On 26 Jan 2011, at 21:14, mdf@FreeBSD.org wrote:
>> The kinds of cases I worry about are things like the tcp connection monitoring sysctls. Most systems have a dozen, hundred, or a thousand connections. Some have half a million or a million. If we switched to requiring wiring every page needed to store that list, it would do terrible things to the system. So really what I have in mind is: either we handle cases like that well, or we put in a clear warning and have obvious failure modes to catch the cases where it didn't work out.
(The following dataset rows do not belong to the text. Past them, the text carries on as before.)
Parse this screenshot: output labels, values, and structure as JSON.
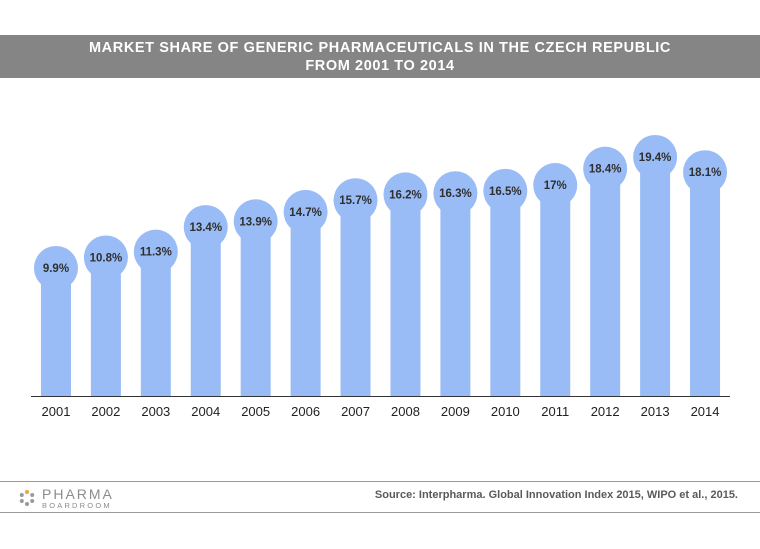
{
  "title_lines": [
    "MARKET SHARE OF GENERIC PHARMACEUTICALS IN THE CZECH REPUBLIC",
    "FROM 2001 TO 2014"
  ],
  "colors": {
    "title_band": "#858585",
    "bar": "#99bcf6",
    "label_text": "#2f2f2f",
    "axis": "#333333"
  },
  "chart_data": {
    "type": "bar",
    "title": "MARKET SHARE OF GENERIC PHARMACEUTICALS IN THE CZECH REPUBLIC FROM 2001 TO 2014",
    "categories": [
      "2001",
      "2002",
      "2003",
      "2004",
      "2005",
      "2006",
      "2007",
      "2008",
      "2009",
      "2010",
      "2011",
      "2012",
      "2013",
      "2014"
    ],
    "values": [
      9.9,
      10.8,
      11.3,
      13.4,
      13.9,
      14.7,
      15.7,
      16.2,
      16.3,
      16.5,
      17,
      18.4,
      19.4,
      18.1
    ],
    "data_labels": [
      "9.9%",
      "10.8%",
      "11.3%",
      "13.4%",
      "13.9%",
      "14.7%",
      "15.7%",
      "16.2%",
      "16.3%",
      "16.5%",
      "17%",
      "18.4%",
      "19.4%",
      "18.1%"
    ],
    "xlabel": "",
    "ylabel": "",
    "grid": false,
    "legend": "none"
  },
  "footer": {
    "logo_line1": "PHARMA",
    "logo_line2": "BOARDROOM",
    "source": "Source: Interpharma. Global Innovation Index 2015, WIPO et al., 2015."
  }
}
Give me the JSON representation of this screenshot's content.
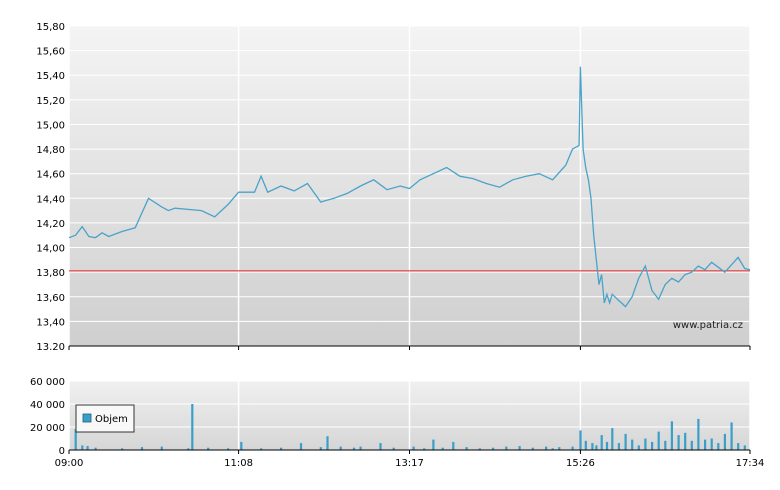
{
  "colors": {
    "price_line": "#4aa3c9",
    "reference_line": "#e02020",
    "volume_bar": "#3a9fc8",
    "plot_bg_top": "#f4f4f4",
    "plot_bg_bottom": "#d0d0d0",
    "grid": "#ffffff",
    "axis": "#000000"
  },
  "chart_data": [
    {
      "type": "line",
      "watermark": "www.patria.cz",
      "ylim": [
        13.2,
        15.8
      ],
      "y_ticks": [
        "15,80",
        "15,60",
        "15,40",
        "15,20",
        "15,00",
        "14,80",
        "14,60",
        "14,40",
        "14,20",
        "14,00",
        "13,80",
        "13,60",
        "13,40",
        "13.20"
      ],
      "x_ticks": [
        "09:00",
        "11:08",
        "13:17",
        "15:26",
        "17:34"
      ],
      "reference_value": 13.81,
      "grid": true,
      "series": [
        {
          "x": [
            "09:00",
            "09:05",
            "09:10",
            "09:15",
            "09:20",
            "09:25",
            "09:30",
            "09:40",
            "09:50",
            "10:00",
            "10:10",
            "10:15",
            "10:20",
            "10:30",
            "10:40",
            "10:50",
            "11:00",
            "11:08",
            "11:20",
            "11:25",
            "11:30",
            "11:40",
            "11:50",
            "12:00",
            "12:10",
            "12:20",
            "12:30",
            "12:40",
            "12:50",
            "13:00",
            "13:10",
            "13:17",
            "13:25",
            "13:35",
            "13:45",
            "13:55",
            "14:05",
            "14:15",
            "14:25",
            "14:35",
            "14:45",
            "14:55",
            "15:05",
            "15:15",
            "15:20",
            "15:25",
            "15:26",
            "15:28",
            "15:30",
            "15:32",
            "15:34",
            "15:36",
            "15:38",
            "15:40",
            "15:42",
            "15:44",
            "15:46",
            "15:48",
            "15:50",
            "15:55",
            "16:00",
            "16:05",
            "16:10",
            "16:15",
            "16:20",
            "16:25",
            "16:30",
            "16:35",
            "16:40",
            "16:45",
            "16:50",
            "16:55",
            "17:00",
            "17:05",
            "17:10",
            "17:15",
            "17:20",
            "17:25",
            "17:30",
            "17:34"
          ],
          "values": [
            14.08,
            14.1,
            14.17,
            14.09,
            14.08,
            14.12,
            14.09,
            14.13,
            14.16,
            14.4,
            14.33,
            14.3,
            14.32,
            14.31,
            14.3,
            14.25,
            14.35,
            14.45,
            14.45,
            14.58,
            14.45,
            14.5,
            14.46,
            14.52,
            14.37,
            14.4,
            14.44,
            14.5,
            14.55,
            14.47,
            14.5,
            14.48,
            14.55,
            14.6,
            14.65,
            14.58,
            14.56,
            14.52,
            14.49,
            14.55,
            14.58,
            14.6,
            14.55,
            14.67,
            14.8,
            14.83,
            15.47,
            14.8,
            14.65,
            14.55,
            14.4,
            14.1,
            13.9,
            13.7,
            13.78,
            13.55,
            13.62,
            13.55,
            13.62,
            13.57,
            13.52,
            13.6,
            13.75,
            13.85,
            13.65,
            13.58,
            13.7,
            13.75,
            13.72,
            13.78,
            13.8,
            13.85,
            13.82,
            13.88,
            13.84,
            13.8,
            13.86,
            13.92,
            13.83,
            13.82
          ]
        }
      ]
    },
    {
      "type": "bar",
      "ylim": [
        0,
        60000
      ],
      "y_ticks": [
        "60 000",
        "40 000",
        "20 000",
        "0"
      ],
      "x_ticks": [
        "09:00",
        "11:08",
        "13:17",
        "15:26",
        "17:34"
      ],
      "legend": "Objem",
      "legend_position": "left",
      "series": [
        {
          "name": "Objem",
          "x": [
            "09:05",
            "09:10",
            "09:14",
            "09:20",
            "09:40",
            "09:55",
            "10:10",
            "10:30",
            "10:33",
            "10:45",
            "11:00",
            "11:10",
            "11:25",
            "11:40",
            "11:55",
            "12:10",
            "12:15",
            "12:25",
            "12:35",
            "12:40",
            "12:55",
            "13:05",
            "13:20",
            "13:28",
            "13:35",
            "13:42",
            "13:50",
            "14:00",
            "14:10",
            "14:20",
            "14:30",
            "14:40",
            "14:50",
            "15:00",
            "15:05",
            "15:10",
            "15:20",
            "15:26",
            "15:30",
            "15:35",
            "15:38",
            "15:42",
            "15:46",
            "15:50",
            "15:55",
            "16:00",
            "16:05",
            "16:10",
            "16:15",
            "16:20",
            "16:25",
            "16:30",
            "16:35",
            "16:40",
            "16:45",
            "16:50",
            "16:55",
            "17:00",
            "17:05",
            "17:10",
            "17:15",
            "17:20",
            "17:25",
            "17:30"
          ],
          "values": [
            18000,
            4000,
            3500,
            2000,
            1500,
            2500,
            3000,
            1500,
            40000,
            2000,
            1500,
            7000,
            1500,
            2000,
            6000,
            2500,
            12000,
            3000,
            2000,
            3000,
            6000,
            2000,
            3000,
            1500,
            9000,
            2000,
            7000,
            2500,
            1500,
            2000,
            3000,
            3500,
            2000,
            3000,
            1500,
            2500,
            3000,
            17000,
            8000,
            6000,
            4000,
            13000,
            7000,
            19000,
            6000,
            14000,
            9000,
            4000,
            10000,
            7000,
            16000,
            8000,
            25000,
            13000,
            15000,
            8000,
            27000,
            9000,
            10000,
            6000,
            14000,
            24000,
            6000,
            4000
          ]
        }
      ]
    }
  ]
}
In practice, I think we would not want to switch the tcpcb/inpcb sysctl for this reason, but as people say "ah, this is convenient" we need to make sure it's handled well, and easy to debug problems when they do arise.
> But I think that problem exists today using sysctl for output, since
> it's non-iterative. In fact, it's often worse today, because in
> addition to the user-space buffer that needs to be large enough to
> hold the output, the kernel needs to malloc(9) a buffer to hold it
> before doing the one SYSCTL_OUT at the end that most routines I've
> seen use.
> For situations like this where there is a lot of output but it doesn't
> need to be serialized by a lock held across the whole data fetch, then
> yes, using sbuf_new_for_sysctl() would wire more memory.
Right -- hence my concern about (a) appropriate documentation and (b) proper error handling. The sbuf routine looks convenient, easy to use, and exactly the semantic that I want in most cases. However, sometimes, it may silently break based on something rather abstract getting "too big". We need users of the KPI to be aware of that limitation and hence not use it when that could occur, and when it does occur, generate a clear notice of some sort so that it can be tracked down.